V - o direito do consumidor à liquidação antecipada e não onerosa do débito, nos termos do § 2º do art. 52 deste Código e da regulamentação em vigor.      

§ 1º As informações referidas no art. 52 deste Código e no caput deste artigo devem constar de forma clara e resumida do próprio contrato, da fatura ou de instrumento apartado, de fácil acesso ao consumidor.   

§ 2º Para efeitos deste Código, o custo efetivo total da operação de crédito ao consumidor consistirá em taxa percentual anual e compreenderá todos os valores cobrados do consumidor, sem prejuízo do cálculo padronizado pela autoridade reguladora do sistema financeiro.      

§ 3º Sem prejuízo do disposto no art. 37 deste Código, a oferta de crédito ao consumidor e a oferta de venda a prazo, ou a fatura mensal, conforme o caso, devem indicar, no mínimo, o custo efetivo total, o agente financiador e a soma total a pagar, com e sem financiamento. 

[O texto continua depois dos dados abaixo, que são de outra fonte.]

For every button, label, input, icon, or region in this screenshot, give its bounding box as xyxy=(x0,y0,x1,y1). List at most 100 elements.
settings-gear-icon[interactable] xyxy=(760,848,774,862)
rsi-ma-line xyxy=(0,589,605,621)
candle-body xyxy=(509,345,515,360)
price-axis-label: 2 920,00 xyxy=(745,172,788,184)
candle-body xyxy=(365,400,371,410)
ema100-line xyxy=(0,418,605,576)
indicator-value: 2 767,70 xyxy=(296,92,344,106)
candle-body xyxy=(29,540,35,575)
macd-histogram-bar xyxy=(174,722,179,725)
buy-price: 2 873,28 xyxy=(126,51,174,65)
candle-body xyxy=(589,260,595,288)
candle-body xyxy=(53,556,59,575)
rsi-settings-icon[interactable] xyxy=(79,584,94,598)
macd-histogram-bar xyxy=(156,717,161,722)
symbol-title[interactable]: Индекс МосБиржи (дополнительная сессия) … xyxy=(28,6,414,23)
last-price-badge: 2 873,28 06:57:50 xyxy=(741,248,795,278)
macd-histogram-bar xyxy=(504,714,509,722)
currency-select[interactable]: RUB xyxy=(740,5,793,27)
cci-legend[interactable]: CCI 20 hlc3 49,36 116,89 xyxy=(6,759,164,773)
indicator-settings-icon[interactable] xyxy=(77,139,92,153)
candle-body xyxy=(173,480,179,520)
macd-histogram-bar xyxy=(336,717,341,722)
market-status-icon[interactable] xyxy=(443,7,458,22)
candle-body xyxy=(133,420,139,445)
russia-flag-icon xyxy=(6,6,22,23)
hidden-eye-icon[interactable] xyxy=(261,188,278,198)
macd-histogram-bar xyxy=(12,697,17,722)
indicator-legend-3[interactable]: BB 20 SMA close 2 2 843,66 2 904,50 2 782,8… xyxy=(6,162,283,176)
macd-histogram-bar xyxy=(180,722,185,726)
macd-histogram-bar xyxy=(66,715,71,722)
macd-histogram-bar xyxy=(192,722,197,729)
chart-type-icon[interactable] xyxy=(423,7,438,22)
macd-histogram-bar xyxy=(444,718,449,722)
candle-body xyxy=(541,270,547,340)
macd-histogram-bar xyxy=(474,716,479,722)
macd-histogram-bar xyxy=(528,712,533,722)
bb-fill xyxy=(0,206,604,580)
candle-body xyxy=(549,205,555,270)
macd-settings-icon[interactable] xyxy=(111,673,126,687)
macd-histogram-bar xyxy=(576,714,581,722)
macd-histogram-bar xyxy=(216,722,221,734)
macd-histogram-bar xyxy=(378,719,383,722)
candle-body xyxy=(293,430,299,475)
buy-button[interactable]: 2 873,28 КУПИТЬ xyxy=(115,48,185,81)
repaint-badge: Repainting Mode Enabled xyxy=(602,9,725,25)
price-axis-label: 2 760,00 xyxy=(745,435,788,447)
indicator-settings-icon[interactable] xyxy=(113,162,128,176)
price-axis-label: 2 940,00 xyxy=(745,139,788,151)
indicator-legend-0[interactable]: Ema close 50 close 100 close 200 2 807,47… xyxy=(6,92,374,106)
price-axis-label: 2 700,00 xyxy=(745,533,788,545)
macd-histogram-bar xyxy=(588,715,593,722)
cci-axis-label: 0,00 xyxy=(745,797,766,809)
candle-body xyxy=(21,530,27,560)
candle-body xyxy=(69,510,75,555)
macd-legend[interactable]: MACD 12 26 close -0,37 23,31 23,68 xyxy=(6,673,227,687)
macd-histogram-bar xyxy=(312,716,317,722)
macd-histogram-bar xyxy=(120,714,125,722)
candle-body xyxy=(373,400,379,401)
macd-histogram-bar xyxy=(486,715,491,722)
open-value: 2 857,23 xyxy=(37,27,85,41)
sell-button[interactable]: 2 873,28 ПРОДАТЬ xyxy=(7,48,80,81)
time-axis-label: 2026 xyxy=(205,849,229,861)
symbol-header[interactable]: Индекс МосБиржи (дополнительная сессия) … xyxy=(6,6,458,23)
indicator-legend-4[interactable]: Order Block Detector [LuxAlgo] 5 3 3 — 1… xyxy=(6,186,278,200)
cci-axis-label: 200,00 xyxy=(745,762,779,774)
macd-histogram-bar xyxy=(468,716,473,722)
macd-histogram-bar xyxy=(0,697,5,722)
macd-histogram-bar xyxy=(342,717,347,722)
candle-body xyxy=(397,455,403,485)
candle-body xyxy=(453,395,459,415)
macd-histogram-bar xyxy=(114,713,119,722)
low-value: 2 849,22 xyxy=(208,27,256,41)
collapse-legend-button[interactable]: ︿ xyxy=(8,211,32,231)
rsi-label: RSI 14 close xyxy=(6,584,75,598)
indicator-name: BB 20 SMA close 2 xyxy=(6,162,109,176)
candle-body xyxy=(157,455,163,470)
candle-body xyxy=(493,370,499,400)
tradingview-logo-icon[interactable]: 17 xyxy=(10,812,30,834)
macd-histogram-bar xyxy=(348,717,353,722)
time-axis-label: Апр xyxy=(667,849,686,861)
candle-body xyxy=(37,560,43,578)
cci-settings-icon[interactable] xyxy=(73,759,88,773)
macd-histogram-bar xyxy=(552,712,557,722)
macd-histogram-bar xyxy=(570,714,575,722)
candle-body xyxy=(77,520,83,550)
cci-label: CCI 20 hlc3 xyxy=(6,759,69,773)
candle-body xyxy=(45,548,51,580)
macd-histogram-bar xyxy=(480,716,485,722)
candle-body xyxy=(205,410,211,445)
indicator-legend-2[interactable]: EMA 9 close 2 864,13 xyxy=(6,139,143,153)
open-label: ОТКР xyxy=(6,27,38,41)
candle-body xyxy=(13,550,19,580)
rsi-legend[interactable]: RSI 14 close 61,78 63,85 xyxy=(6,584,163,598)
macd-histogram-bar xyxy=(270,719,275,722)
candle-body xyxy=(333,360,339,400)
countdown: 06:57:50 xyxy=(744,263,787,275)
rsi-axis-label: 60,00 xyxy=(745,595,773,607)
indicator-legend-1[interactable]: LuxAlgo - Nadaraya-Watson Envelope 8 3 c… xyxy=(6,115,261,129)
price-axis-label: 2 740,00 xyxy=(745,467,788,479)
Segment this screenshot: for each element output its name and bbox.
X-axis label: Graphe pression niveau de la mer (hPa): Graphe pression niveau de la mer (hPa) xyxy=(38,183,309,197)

[4] Já se percebia esse entendimento no âmbito dos tribunais. Vale citar, a título de exemplo, o seguinte julgado: “Instituição bancária que concede crédito sem averiguação da capacidade econômica do consumidor, contrata sob a égide da temeridade ou alto risco, devendo arcar com os prejuízos daí resultantes. Culpa in iligendo e in vigilando que de forma flagrante e incontroversa qualifica a relação contratual das partes litigantes. Concessão de crédito a quem não tem condições de realizar sua prestação obrigacional, importa em contratação viciada principalmente em razão de simular e induzir em erro o cliente fazendo parecer que terá ele condições de pagamento” (TJ/RS, 23ª C. Cível, rel.  Ana Paula Dalbosco, APC nº 70060010568, j. 25/11/2014).

[5] §3º O juiz poderá nomear administrador, desde que isso não onere as partes, o qual, no prazo de até 30 (trinta) dias, após cumpridas as diligências eventualmente necessárias, apresentará plano de pagamento que contemple medidas de temporização ou de atenuação dos encargos.